Spielberg’s first animated feature is ‘Indiana Jones’ meets ‘Pirates of the Caribbean’ in one of the year’s most entertaining movies.
Dir. Steven Spielberg
2011 | USA/New Zealand | Animation/Action/Adventure | 107 mins | 2.39:1 | English
PG (passed clean) for adventure action violence, some drunkenness and brief smoking
Cast: Jamie Bell, Andy Serkis, Daniel Craig
Plot: Intrepid young reporter Tintin and his loyal dog Snowy are joined by the cantankerous Captain Haddock and bumbling detectives Thompson & Thomson on a quest to recover a sunken ship harboring rich and dangerous cargo.
Awards: Nom. for 1 Oscar – Best Original Score
Subject Matter: Moderate
Narrative Style: Straightforward
Audience Type: Mainstream
Viewed: In Theatres
First Published: 27 Oct 2011
The master of entertainment is back with not one, but two films this year. The highly-anticipated War Horse, a drama set in the context of World War I, is earmarked for release around Christmas. But for now, film enthusiasts will be satisfied by Steven Spielberg’s cinematic take on the beloved comics by Belgian artist Georges Remi.
The Adventures of Tintin: The Secret of the Unicorn arrives at our screens with as much anticipation as Spielberg spectacularly presents the film in animation, shot using motion capture technology that has advanced considerably since The Polar Express (2004).

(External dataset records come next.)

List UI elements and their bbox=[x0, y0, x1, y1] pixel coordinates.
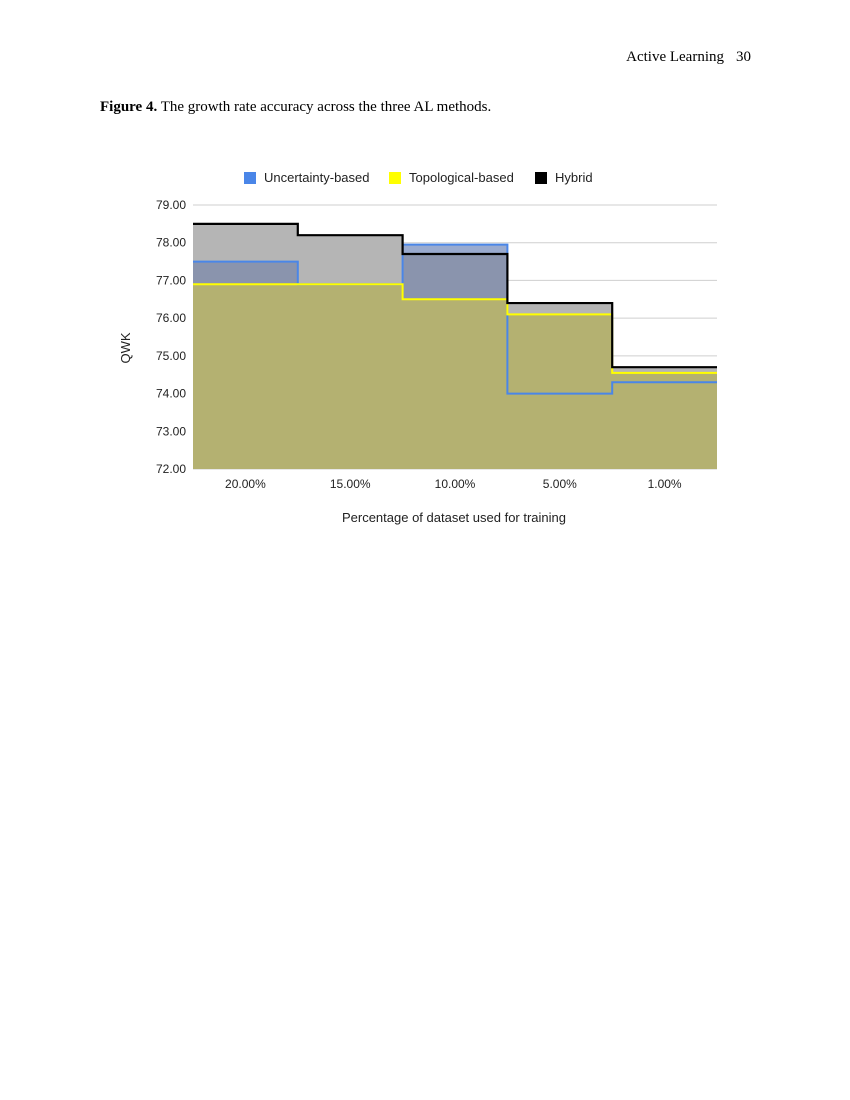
legend-item-hybrid: Hybrid bbox=[535, 170, 593, 185]
chart-legend: Uncertainty-based Topological-based Hybrid bbox=[244, 170, 593, 185]
y-tick-label: 75.00 bbox=[156, 349, 186, 363]
x-tick-label: 20.00% bbox=[225, 477, 266, 491]
x-tick-label: 10.00% bbox=[435, 477, 476, 491]
page-number: 30 bbox=[736, 49, 751, 65]
legend-label: Hybrid bbox=[555, 170, 593, 185]
running-head: Active Learning 30 bbox=[626, 49, 751, 66]
figure-caption: Figure 4. The growth rate accuracy acros… bbox=[100, 99, 491, 116]
y-tick-label: 74.00 bbox=[156, 387, 186, 401]
area-topological-based bbox=[193, 284, 717, 469]
legend-swatch bbox=[244, 172, 256, 184]
y-axis-label: QWK bbox=[118, 332, 133, 363]
running-title: Active Learning bbox=[626, 49, 724, 65]
x-tick-label: 15.00% bbox=[330, 477, 371, 491]
legend-item-uncertainty-based: Uncertainty-based bbox=[244, 170, 370, 185]
figure-caption-text: The growth rate accuracy across the thre… bbox=[160, 99, 492, 115]
y-axis-ticks: 72.00 73.00 74.00 75.00 76.00 77.00 78.00 79.00 bbox=[156, 198, 186, 476]
legend-item-topological-based: Topological-based bbox=[389, 170, 514, 185]
legend-label: Topological-based bbox=[409, 170, 514, 185]
y-tick-label: 76.00 bbox=[156, 311, 186, 325]
legend-label: Uncertainty-based bbox=[264, 170, 370, 185]
chart-overlay bbox=[193, 254, 508, 300]
overlap-1000 bbox=[402, 254, 508, 300]
chart-lines bbox=[193, 222, 717, 395]
legend-swatch bbox=[389, 172, 401, 184]
x-tick-label: 5.00% bbox=[543, 477, 577, 491]
line-uncertainty-based bbox=[193, 243, 717, 395]
figure-label: Figure 4. bbox=[100, 99, 158, 115]
x-axis-ticks: 20.00% 15.00% 10.00% 5.00% 1.00% bbox=[225, 477, 682, 491]
y-tick-label: 73.00 bbox=[156, 424, 186, 438]
legend-swatch bbox=[535, 172, 547, 184]
x-tick-label: 1.00% bbox=[648, 477, 682, 491]
line-hybrid bbox=[193, 222, 717, 369]
y-tick-label: 78.00 bbox=[156, 236, 186, 250]
y-tick-label: 77.00 bbox=[156, 273, 186, 287]
x-axis-label: Percentage of dataset used for training bbox=[342, 510, 566, 525]
step-area-chart: Uncertainty-based Topological-based Hybrid… bbox=[118, 170, 717, 525]
y-tick-label: 72.00 bbox=[156, 462, 186, 476]
overlap-2000 bbox=[193, 261, 298, 285]
y-tick-label: 79.00 bbox=[156, 198, 186, 212]
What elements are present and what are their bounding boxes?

Tintin pushes the envelope on the wondrous possibilities of animation, and for once, the folks at Pixar Animation are faced and challenged with an animated film that is more realistic than anything they have ever created.
Spielberg, who is almost always on top of his game, exorcises the ghosts of Indiana Jones and the Kingdom of the Crystal Skull (2008), a failed attempt at reviving Indy fever, with another action-adventure that will certainly please children and adults alike.

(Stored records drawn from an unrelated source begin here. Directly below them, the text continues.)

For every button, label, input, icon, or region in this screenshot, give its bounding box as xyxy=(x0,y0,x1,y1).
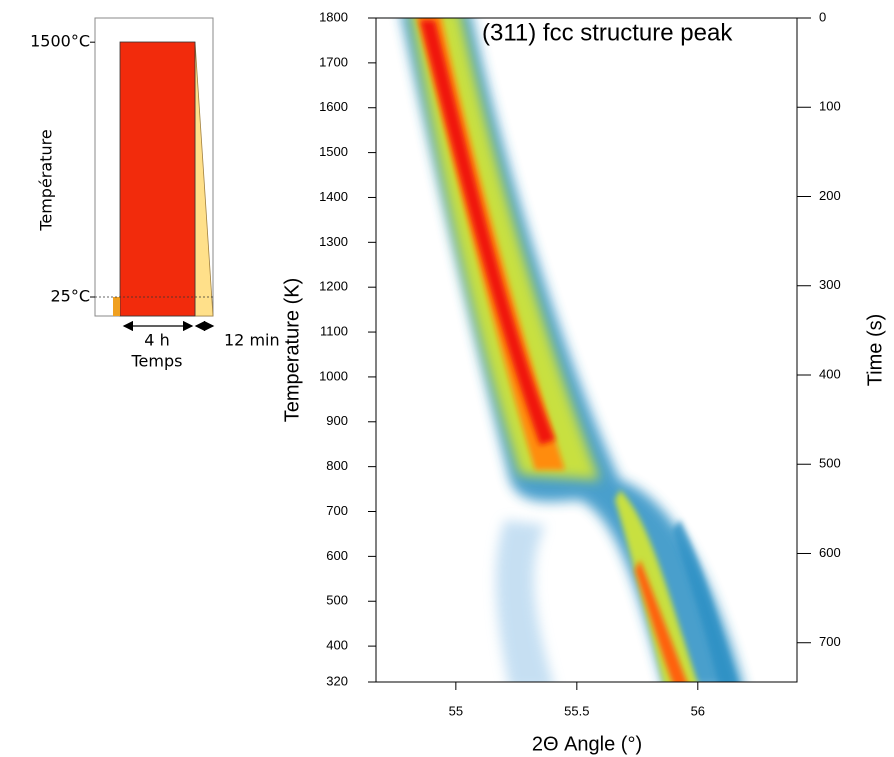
y2-tick-label: 700 xyxy=(819,634,841,649)
y-tick-label: 1700 xyxy=(319,54,348,69)
x-axis-label: Temps xyxy=(131,352,183,371)
y2-axis-label: Time (s) xyxy=(864,314,886,387)
y2-tick-label: 300 xyxy=(819,277,841,292)
y-tick-label: 1400 xyxy=(319,189,348,204)
y-tick-label: 1300 xyxy=(319,234,348,249)
y-tick-label: 800 xyxy=(326,458,348,473)
annotation: 4 h xyxy=(144,331,169,350)
x-tick-label: 56 xyxy=(691,703,705,718)
plateau xyxy=(119,41,196,317)
heatmap xyxy=(401,18,743,682)
y-tick-label: 1500°C xyxy=(30,32,90,51)
y-tick-label: 400 xyxy=(326,638,348,653)
y-tick-label: 700 xyxy=(326,503,348,518)
y-axis-label: Température xyxy=(37,129,56,231)
x-tick-label: 55.5 xyxy=(564,703,589,718)
y-tick-label: 25°C xyxy=(50,286,90,305)
annotation: (311) fcc structure peak xyxy=(482,19,733,46)
schematic: 4 h 12 min Temps Température xyxy=(37,17,280,371)
y-tick-label: 1800 xyxy=(319,9,348,24)
y-tick-label: 1500 xyxy=(319,144,348,159)
y-tick-label: 900 xyxy=(326,413,348,428)
y2-tick-label: 400 xyxy=(819,366,841,381)
y-tick-label: 1100 xyxy=(320,323,348,338)
y-tick-label: 320 xyxy=(326,673,348,688)
y2-tick-label: 200 xyxy=(819,188,841,203)
heating xyxy=(113,297,120,316)
y-tick-label: 1000 xyxy=(319,368,348,383)
y-tick-label: 500 xyxy=(326,593,348,608)
y2-tick-label: 100 xyxy=(819,99,841,114)
x-axis-label: 2Θ Angle (°) xyxy=(532,733,642,755)
y-tick-label: 1600 xyxy=(319,99,348,114)
y-tick-label: 600 xyxy=(326,548,348,563)
y-tick-label: 1200 xyxy=(319,279,348,294)
x-tick-label: 55 xyxy=(449,703,463,718)
y2-tick-label: 0 xyxy=(819,9,826,24)
annotation: 12 min xyxy=(224,331,280,350)
plot-frame xyxy=(375,17,798,683)
y-axis-label: Temperature (K) xyxy=(281,278,303,423)
y2-tick-label: 600 xyxy=(819,545,841,560)
y2-tick-label: 500 xyxy=(819,456,841,471)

The master director goes back to his roots as an entertainer and delivers what is essentially ‘Indiana Jones’ meets ‘Pirates of the Caribbean’ packaged in a fun outing for the family.
The story is simple: Tintin (Jamie Bell) is compelled to investigate the mystery of a sunken ship when a model replica that he bought is stolen. He sets off on an adventure and is acquainted with Captain Haddock (Andy Serkis), a drunken seafarer who is forced to face his family history.
“I thought you were an optimist.”
“You were wrong, weren’t you? I’m a realist.”
“Ah, it’s just another name for a quitter.”
Although the execution of the story may lack the emotional depth that Pixar Animation so consistently convey in their films, Tintin redeems itself with thrill-a-minute action sequences that build up in situational complexity in which two or more action threads simultaneously unfold in humorous Spielbergian fashion.
There are homages to many films including Spielberg’s own Jaws (1975), and James Cameron’s Terminator 2: Judgment Day (1991) and Aliens (1986) in the climatic sequence. If there is a flaw in Tintin, it would be the pacing. There is an extended flashback sequence as Haddock hallucinates in the desert that almost slows the story down to a stop.
There are more flashback sequences later that disrupt the flow of the main narrative. While they provide some back story that helps to develop Haddock’s motivations, they ultimately prove to be more distracting than useful. Still, there are some great visuals in those flashbacks.
The star performer here is Serkis, who is surely deserving of at least an Oscar nomination one day. He captures the drunken and foolhardy nature of Haddock with aplomb, becoming a hilarious counterpoint to the frenzy action that whirlwinds around him.
Tintin is one of the best animated features of the year and is likely to be nominated for an Oscar for Best Animated Feature. With Cars 2 (2011) fizzling out, Kung Fu Panda 2 (2011) decent but not unique, and the jury still out regarding Happy Feet 2 (2011) and Puss in Boots (2011), it seems like the only strong challenger is Rango (2011).
And Rango it surpasses for sheer entertainment. Also gone are the soulless eyes that Zemeckis tried but failed to remedy in his films over the years.